As a filmmaker, Laura Poitras was influenced by the cinéma-vérité documentary-making of the Maysles brothers, D. A. Pennebaker, and Frederick Wiseman. Their stylistic fingerprints are to be found on Poitras’ first major project, a short film for PBS on the conflicts caused by gentrification between gay and black residents in Columbus, Ohio. The well-received Flag Wars helped Poitras find her signature style and she later told The New Yorker the film taught her there was nothing she’d “rather do than be behind the camera with people, in real time, confronting life decisions.”

My Country, My Country (2006)

“Since completing My Country, My Country, I’ve been placed on the Department of Homeland Security’s watch list,” Poitras told PBS, claiming she’d been given the highest threat rating assigned by the agency. The constant airport detentions and searches following the release of the film eventually persuaded her to move to Berlin, where she joined a growing expat community of hacktivists, such as Jacob Appelbaum of Wikileaks.

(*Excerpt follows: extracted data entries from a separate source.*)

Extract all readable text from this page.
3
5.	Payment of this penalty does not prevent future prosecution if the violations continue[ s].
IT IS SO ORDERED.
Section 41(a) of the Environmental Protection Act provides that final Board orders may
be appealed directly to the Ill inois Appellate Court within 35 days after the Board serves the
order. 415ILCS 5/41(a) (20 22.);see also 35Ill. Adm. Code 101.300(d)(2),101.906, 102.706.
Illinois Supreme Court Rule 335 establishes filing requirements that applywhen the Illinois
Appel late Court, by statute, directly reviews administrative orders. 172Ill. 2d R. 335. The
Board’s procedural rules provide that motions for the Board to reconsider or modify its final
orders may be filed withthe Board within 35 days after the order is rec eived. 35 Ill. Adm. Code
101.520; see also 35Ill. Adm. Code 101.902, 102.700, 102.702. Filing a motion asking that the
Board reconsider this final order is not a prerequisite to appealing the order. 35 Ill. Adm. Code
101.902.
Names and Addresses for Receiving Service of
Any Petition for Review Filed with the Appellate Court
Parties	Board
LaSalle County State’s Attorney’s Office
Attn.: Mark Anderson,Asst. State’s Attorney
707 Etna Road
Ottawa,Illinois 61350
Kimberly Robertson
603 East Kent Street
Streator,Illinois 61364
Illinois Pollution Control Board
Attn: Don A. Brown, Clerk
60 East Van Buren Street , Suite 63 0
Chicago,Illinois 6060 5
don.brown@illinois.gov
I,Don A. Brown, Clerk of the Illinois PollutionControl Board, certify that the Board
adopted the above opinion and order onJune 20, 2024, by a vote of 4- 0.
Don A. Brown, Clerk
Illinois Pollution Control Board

My Country, My Country was Oscar-nominated for its sensitive and tragic portrayal of life in Iraq after the US invasion and cemented Poitras as an eloquent critic of post-9/11 American policy. In summer 2004, she arrived in Baghdad’s Green Zone to make a film about the country’s first democratic elections. Initially, she embedded with a US civil-affairs unit charged with helping Iraqi officials organise the vote, then spent the next eight months living on and off with Iraqi doctor Riyadh al-Adhadh and his family.

“I don’t go into films because I want to make an ideological or political point,” she told The New Yorker. “I have some themes I’m interested in, and I just begin—I go on a journey, I meet people, and through those people the questions are answered, but the questions kind of get handed over to the circumstances I’m documenting. […] I was certainly against the war, but, actually being there, I had to understand it differently. It changed everything. It’s easy to say from New York that elections under occupation are a sham. But, when you actually see people who are willing to die to vote, it’s real.”

The Oath (2010)

In The Oath, Poitras once again used an intimate, personal story to comment a much bigger issue: the US War on Terror. She contrasted the experiences of two brothers-in-law, Salim Hamdan and Abu Jandal. Hamdan was Bin Laden’s former driver who became one of the most well-known Guantánamo prisoners and the first person to stand trial in a military commission. Jandal had been Bin Laden’s bodyguard, but when Poitras found him, he was working as a taxi driver in the Yemen’s capital Sanaa.

“My work is always grounded in stories about people and attempts to look at bigger issues through these personal stories, Poitras told PBS. “This film is an opportunity to look at Al Qaeda, Guantánamo, interrogations and post-9/11 events through a story about a family.”